In [0]:
%pip install s3fs --quiet

In [0]:
default_date = "01-01-2023"
dbutils.widgets.text("day", default_date , "day")
day_str = dbutils.widgets.get("day")

In [0]:
import s3fs
import shutil
import os
import subprocess
from time import strftime

from datetime import date, timedelta
from pyspark.sql.types import StructType, StructField, StringType, DoubleType
import json
import s3fs

##### Download Clickhouse that is open-source real-time data warehouse platform, we will use it to convert files

In [0]:
%sh 
cd /home/ubuntu/
curl https://clickhouse.com/ | sh

In [0]:
%sh
cd /home/ubuntu/
ls

clickhouse
databricks


In [0]:
# Function to delete files in the directory
def remove_dir(directory):
    try:
        shutil.rmtree(directory)  
    except FileNotFoundError:
        pass  
    except OSError as e:
        print(f"Error: {e}")

In [0]:
# Delete if day folder exists in Linux folder and recreate
remove_dir(f'/home/ubuntu/created_folder/{day_str}/')
os.makedirs(f'/home/ubuntu/created_folder/{day_str}/', exist_ok=True)

##### Option 1 - Download JSON files from s3 to our Linux folder, convert to parquet by clickhouse and Upload to s3

In [0]:
# Get the JSON files list
fs = s3fs.S3FileSystem()
files = fs.ls(f"s3a://consents-export/{day_str}")
files[:2]

['consents-export/01-01-2024/consents-01-01-2024 00:00:06 UTC.json',
 'consents-export/01-01-2024/consents-01-01-2024 00:15:07 UTC.json']

In [None]:
for file in files:
   file_name = file.split('/')[2]
   print(f"downloading {file_name} from S3")
   fs.download(file, f"/home/ubuntu/created_folder/{day_str}/{file_name}")

   print(f"finished downloading {file_name} from S3")

   local_folder = f"/home/ubuntu/created_folder/{day_str}"
   json_file = f"{local_folder}/{file_name}"
   parquet_file = f"{local_folder}/{file_name}.parquet"

   command = (
         f"TZ='Europe/Berlin' TZDIR='/usr/share/zoneinfo' "
         f"/home/ubuntu/clickhouse --input_format_allow_errors_num 10000 "
         f"-q \"SELECT * FROM file('{json_file}') INTO OUTFILE '{parquet_file}'\""
      )

   print(f"converting {file_name} to parquet")
   subprocess.run(command, shell=True, check=True)
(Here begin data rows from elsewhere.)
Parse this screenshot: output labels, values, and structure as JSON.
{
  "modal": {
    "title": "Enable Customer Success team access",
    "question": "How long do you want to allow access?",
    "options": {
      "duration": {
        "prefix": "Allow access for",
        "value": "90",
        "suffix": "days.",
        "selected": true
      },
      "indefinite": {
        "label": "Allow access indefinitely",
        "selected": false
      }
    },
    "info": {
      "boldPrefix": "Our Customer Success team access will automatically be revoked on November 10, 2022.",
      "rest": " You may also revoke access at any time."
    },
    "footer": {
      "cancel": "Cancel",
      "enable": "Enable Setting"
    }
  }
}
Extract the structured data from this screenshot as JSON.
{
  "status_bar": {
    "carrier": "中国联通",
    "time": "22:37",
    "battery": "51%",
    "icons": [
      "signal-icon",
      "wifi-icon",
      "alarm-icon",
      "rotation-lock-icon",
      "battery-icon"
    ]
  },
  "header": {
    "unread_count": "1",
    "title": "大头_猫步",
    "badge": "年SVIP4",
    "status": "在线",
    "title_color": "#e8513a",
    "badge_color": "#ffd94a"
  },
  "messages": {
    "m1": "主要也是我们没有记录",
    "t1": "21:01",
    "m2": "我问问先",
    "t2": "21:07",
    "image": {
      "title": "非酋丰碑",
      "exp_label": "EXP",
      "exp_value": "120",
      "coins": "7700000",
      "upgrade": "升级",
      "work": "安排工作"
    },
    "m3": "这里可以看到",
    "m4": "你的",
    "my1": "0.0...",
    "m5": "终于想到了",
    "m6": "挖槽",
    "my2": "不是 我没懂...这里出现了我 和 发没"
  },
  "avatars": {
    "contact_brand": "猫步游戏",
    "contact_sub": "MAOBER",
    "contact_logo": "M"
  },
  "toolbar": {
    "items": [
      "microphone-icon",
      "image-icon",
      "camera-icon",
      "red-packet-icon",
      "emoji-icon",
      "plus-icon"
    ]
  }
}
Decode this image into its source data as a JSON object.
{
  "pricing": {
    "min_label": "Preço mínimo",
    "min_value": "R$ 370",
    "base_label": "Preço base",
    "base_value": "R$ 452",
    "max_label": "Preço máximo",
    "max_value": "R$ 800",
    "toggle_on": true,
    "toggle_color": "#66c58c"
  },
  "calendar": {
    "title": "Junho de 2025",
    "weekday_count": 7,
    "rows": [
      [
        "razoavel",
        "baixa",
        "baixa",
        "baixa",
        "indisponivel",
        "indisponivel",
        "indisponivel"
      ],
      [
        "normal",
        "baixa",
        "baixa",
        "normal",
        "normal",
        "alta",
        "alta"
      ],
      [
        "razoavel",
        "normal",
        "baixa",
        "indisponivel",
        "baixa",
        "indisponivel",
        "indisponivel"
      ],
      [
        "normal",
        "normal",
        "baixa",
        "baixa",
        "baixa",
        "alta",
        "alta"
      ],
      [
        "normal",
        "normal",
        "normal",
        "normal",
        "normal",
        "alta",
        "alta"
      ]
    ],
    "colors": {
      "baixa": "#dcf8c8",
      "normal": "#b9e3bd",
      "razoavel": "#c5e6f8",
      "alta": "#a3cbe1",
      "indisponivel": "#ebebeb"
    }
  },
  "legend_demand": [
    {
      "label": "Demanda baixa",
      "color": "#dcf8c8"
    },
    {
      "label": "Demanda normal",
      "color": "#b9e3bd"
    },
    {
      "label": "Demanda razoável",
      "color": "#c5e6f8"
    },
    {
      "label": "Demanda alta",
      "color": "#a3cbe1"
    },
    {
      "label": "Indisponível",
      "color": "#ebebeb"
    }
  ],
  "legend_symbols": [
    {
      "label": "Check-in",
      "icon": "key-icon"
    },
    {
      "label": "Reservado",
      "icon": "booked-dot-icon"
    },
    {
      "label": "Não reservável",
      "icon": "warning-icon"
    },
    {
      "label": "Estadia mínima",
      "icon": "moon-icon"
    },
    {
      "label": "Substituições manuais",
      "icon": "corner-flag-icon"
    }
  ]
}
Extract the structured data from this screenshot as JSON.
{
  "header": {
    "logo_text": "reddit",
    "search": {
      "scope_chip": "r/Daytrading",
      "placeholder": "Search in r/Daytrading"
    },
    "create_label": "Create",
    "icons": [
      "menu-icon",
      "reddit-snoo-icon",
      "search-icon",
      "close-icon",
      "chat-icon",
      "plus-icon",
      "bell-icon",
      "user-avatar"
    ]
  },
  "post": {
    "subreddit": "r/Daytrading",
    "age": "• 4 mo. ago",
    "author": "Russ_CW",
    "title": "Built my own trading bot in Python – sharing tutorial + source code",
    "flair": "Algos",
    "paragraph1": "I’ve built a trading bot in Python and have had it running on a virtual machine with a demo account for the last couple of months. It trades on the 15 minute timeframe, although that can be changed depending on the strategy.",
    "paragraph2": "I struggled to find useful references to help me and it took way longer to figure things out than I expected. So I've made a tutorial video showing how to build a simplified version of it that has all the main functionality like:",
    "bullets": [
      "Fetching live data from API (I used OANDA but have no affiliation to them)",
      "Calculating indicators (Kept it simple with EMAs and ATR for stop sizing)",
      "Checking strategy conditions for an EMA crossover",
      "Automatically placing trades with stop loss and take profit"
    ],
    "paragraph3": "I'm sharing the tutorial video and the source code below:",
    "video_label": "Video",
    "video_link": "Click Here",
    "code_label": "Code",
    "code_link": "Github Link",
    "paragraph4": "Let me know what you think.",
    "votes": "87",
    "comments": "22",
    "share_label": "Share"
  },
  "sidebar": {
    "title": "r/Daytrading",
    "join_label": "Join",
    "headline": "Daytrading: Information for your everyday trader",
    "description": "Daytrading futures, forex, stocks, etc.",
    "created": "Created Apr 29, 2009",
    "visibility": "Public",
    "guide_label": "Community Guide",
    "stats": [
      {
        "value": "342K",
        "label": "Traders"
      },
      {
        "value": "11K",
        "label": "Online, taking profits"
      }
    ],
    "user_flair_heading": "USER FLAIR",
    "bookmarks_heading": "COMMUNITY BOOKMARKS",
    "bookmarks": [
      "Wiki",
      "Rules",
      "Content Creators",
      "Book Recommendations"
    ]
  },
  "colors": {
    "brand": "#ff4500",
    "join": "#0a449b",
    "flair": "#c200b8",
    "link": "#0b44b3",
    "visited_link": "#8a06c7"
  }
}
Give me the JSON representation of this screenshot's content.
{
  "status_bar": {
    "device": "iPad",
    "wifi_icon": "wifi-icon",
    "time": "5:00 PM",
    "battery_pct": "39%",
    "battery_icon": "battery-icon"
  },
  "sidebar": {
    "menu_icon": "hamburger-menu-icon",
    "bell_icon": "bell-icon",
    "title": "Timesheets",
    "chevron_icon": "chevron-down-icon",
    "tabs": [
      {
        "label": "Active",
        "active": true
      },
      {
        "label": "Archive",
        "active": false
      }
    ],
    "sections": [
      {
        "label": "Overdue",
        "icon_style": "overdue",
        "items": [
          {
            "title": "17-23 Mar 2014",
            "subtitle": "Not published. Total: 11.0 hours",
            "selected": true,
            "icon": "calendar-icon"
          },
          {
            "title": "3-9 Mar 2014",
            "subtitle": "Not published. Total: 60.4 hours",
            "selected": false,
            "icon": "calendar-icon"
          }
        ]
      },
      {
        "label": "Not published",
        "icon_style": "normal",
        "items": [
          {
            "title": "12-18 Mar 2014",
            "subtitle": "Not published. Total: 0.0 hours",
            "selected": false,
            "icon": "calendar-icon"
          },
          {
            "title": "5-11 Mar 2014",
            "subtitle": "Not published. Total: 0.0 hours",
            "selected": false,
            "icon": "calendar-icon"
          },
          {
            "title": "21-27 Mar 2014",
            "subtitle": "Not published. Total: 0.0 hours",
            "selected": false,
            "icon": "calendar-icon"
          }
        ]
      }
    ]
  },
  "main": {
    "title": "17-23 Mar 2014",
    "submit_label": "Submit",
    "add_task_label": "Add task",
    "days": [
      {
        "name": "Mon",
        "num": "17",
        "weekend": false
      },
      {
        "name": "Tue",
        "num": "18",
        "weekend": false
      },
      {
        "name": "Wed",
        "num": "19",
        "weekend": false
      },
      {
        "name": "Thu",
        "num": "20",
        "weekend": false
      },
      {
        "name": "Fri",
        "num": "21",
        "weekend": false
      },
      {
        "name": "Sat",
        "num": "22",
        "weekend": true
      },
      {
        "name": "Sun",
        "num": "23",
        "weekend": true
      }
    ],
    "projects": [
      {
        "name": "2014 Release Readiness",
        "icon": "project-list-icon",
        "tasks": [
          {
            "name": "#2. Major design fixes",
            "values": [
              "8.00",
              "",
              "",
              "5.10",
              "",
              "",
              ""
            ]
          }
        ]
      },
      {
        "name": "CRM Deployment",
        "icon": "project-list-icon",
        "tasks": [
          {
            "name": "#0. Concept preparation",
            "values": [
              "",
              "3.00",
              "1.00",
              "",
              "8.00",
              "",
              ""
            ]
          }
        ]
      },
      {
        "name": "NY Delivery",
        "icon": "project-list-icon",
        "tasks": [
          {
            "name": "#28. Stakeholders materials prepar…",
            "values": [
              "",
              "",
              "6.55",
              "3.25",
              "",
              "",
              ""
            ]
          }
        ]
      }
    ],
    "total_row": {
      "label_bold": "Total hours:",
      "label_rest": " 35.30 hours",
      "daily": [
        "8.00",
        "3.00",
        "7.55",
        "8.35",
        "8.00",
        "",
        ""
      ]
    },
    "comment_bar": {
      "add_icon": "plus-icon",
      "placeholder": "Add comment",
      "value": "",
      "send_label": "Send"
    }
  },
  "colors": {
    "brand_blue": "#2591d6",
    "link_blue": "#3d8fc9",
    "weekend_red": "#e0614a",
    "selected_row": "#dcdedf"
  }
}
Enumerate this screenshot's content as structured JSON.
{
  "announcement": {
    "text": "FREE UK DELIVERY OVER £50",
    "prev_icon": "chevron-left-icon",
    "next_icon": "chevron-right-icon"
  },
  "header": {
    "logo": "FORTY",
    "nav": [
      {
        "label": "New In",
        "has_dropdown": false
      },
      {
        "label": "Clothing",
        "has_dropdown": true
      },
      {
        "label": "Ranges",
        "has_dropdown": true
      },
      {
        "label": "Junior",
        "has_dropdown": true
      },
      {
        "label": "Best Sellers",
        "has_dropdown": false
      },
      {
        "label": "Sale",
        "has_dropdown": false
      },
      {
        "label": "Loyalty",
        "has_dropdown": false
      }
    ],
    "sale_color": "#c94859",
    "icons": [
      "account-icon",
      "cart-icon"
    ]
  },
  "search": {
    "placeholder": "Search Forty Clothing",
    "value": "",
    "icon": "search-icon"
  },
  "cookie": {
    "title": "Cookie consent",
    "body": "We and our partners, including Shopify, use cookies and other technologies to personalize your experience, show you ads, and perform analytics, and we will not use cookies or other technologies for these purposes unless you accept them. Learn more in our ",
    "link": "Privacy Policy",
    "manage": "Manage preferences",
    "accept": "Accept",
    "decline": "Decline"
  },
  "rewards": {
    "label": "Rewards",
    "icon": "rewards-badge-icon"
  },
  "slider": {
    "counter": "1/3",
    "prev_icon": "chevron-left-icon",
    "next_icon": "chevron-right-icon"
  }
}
   print(f"uploading {file_name} to s3")
   fs.upload(f"/home/ubuntu/created_folder/{day_str}/{file_name}.parquet", f"s3://tracking-analytics/consents-export-parquet/{day_str}/{file_name}.parquet")

   os.remove(f'/home/ubuntu/created_folder/{day_str}/{file_name}.parquet')
   os.remove(f'/home/ubuntu/created_folder/{day_str}/{file_name}')
   print(f"removed {file_name} from local folder")

##### Option 2 - Read directly JSON files, convert to parquet by clickhouse and Upload to s3

In [0]:
from urllib.parse import quote

In [0]:
for file in files:
    file_name = file.split('/')[-1]
    encoded_file_name = quote(file_name)

    command = (
        f"TZ='Europe/Berlin' TZDIR='/usr/share/zoneinfo' "
        f"/home/ubuntu/clickhouse -q "
        f"\"SELECT * FROM s3('s3://consents-export/{day_str}/{encoded_file_name}') FORMAT Parquet\" > "
        f"'{local_folder}/{file_name}.parquet'"
    )

    print(f"converting {file_name} to parquet")
    subprocess.run(
        command,
        shell=True,
        check=True
    )

    print(f"uploading {file_name} to s3")
    fs.upload(f"/home/ubuntu/created_folder/{day_str}/{file_name}.parquet", f"s3://tracking-analytics/consents-export-parquet/{day_str}/{file_name}.parquet")

    os.remove(f'/home/ubuntu/created_folder/{day_str}/{file_name}.parquet')
    print(f"removed {file_name} from local folder")